Direct Labor Variance Formulas
Direct Cost vs Indirect Cost
In accounting, there is a distinction between direct cost vs indirect cost. You can trace direct costs to a particular cost object. However, you cannot trace indirect costs to a particular cost object. A cost object is something that can incur cost. For example, a cost object could be a company division, a product line, a unit of inventory, or even a decision.
The idea is to analyze business decisions by determining the incremental costs that would result from that decision. If a decision affecting a certain cost object determines whether the cost is incurred, then it is a direct cost. If the cost is incurred regardless of the outcome of the decision at hand, it is an indirect cost.

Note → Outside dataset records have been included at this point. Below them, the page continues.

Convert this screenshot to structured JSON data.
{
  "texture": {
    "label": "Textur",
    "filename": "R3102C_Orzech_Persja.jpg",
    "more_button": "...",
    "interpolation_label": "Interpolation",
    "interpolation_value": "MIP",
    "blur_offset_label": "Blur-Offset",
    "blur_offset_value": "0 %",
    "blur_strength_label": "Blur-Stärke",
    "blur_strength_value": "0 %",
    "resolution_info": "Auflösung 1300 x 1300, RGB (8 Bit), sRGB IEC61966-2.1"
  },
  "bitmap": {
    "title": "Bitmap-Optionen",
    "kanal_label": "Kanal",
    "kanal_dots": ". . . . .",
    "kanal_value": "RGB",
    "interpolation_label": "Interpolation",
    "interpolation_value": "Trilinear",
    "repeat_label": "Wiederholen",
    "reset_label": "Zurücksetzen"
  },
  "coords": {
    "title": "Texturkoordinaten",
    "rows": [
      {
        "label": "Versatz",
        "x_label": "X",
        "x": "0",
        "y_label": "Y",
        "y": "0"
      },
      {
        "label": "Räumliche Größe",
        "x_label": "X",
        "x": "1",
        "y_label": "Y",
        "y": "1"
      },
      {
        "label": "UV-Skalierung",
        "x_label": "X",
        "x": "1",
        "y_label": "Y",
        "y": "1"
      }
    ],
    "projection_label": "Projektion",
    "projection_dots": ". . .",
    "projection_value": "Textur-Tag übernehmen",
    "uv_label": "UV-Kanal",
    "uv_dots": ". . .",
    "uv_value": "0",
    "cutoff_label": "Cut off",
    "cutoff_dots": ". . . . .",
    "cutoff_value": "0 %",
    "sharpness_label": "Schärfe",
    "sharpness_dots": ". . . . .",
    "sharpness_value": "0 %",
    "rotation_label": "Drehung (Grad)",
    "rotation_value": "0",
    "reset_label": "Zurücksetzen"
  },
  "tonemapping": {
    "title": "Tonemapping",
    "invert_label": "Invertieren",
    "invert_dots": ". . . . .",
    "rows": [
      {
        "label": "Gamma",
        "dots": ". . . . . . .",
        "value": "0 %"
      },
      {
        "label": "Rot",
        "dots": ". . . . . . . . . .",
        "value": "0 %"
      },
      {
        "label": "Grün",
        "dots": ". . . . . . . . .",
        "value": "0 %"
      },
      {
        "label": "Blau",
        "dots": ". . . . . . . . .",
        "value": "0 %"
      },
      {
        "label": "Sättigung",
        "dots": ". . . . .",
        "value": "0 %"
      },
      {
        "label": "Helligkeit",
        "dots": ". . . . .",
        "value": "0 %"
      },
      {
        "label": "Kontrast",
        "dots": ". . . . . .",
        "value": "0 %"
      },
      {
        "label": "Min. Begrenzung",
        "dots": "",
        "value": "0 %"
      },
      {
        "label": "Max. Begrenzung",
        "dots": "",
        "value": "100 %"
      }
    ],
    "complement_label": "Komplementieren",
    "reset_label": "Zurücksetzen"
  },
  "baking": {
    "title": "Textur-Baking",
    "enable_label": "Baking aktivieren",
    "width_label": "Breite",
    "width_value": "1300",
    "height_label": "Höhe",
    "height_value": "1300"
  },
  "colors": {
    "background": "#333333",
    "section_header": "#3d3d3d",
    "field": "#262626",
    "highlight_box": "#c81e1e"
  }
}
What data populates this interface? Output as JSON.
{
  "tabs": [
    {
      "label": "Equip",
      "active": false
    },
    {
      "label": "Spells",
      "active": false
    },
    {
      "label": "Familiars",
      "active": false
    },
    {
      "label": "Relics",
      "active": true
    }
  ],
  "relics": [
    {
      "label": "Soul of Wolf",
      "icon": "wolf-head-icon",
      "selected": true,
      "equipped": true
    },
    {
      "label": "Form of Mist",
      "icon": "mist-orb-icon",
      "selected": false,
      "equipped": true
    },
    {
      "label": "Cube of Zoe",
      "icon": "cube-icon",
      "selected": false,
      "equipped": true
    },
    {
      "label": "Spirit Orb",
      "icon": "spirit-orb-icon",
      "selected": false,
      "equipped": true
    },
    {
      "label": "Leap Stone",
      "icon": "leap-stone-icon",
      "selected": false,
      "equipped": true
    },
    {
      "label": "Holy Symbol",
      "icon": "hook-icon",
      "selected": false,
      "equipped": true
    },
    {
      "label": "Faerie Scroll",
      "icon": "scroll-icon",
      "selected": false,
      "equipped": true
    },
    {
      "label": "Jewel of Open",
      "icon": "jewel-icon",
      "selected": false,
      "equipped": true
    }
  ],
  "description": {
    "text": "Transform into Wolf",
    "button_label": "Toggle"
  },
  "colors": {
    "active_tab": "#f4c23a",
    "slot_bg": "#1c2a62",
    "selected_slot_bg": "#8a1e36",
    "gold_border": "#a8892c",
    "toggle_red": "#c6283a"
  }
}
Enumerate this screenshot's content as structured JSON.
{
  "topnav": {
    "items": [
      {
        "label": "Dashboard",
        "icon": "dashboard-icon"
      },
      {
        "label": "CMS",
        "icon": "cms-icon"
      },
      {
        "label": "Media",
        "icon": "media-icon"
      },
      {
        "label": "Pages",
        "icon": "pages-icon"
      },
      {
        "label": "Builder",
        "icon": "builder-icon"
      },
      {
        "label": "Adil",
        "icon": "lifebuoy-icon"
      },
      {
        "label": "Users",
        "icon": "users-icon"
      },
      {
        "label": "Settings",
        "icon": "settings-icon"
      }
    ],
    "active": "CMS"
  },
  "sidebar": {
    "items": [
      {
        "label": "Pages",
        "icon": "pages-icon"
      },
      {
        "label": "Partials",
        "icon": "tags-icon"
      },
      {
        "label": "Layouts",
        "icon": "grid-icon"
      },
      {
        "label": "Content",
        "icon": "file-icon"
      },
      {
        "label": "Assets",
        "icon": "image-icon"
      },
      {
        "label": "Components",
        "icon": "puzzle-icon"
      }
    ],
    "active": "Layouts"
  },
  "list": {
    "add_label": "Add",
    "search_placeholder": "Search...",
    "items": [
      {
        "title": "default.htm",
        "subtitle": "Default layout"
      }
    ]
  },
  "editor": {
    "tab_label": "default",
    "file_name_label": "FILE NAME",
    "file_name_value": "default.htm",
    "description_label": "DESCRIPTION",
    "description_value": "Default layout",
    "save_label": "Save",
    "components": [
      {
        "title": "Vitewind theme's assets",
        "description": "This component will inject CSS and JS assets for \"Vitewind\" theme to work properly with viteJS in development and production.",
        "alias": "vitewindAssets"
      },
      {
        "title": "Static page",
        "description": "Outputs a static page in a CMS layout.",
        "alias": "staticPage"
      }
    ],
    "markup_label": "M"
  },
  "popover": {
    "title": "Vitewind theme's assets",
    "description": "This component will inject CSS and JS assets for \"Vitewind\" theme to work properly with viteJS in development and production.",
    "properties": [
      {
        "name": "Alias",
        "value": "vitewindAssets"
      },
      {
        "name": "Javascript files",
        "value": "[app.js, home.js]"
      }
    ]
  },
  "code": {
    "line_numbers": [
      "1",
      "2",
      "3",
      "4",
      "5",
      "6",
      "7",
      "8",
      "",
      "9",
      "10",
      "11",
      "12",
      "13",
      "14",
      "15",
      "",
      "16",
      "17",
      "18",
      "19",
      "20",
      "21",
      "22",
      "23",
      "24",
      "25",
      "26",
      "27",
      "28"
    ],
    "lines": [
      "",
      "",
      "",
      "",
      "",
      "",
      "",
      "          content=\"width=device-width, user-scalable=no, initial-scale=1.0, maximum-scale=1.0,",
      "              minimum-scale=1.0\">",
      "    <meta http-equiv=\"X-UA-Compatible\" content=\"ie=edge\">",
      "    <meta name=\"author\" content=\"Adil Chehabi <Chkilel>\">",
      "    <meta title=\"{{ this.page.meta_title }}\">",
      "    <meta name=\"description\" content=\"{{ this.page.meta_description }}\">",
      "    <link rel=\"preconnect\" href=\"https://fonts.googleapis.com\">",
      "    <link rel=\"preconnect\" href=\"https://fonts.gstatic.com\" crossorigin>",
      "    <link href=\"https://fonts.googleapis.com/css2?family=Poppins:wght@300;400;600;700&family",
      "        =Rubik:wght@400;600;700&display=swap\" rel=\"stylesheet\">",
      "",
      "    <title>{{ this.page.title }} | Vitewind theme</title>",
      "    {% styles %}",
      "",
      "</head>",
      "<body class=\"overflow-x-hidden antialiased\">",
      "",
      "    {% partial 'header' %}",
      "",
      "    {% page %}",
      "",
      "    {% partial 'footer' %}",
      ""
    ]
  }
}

Examples of Direct and Indirect Costs
Examples of direct costs includes the following:
- The cost of raw materials to manufacture a product
- The cost of the wages of the factory workers that make the product
Whereas some examples of indirect costs include the following:
- The rent and the utility expenses incurred by an office building that houses several different business areas of a company
- The salary of a manager that supervises more than one factory
Indirect Costs Become Direct Costs
A cost can be an indirect cost in regard to one cost object and a direct cost in regard to another object. For example, consider the salary of the manager who supervises multiple plants an indirect cost for any one of those plants. But, also consider the manager’s salary a direct cost for the division encompassing all of those plants.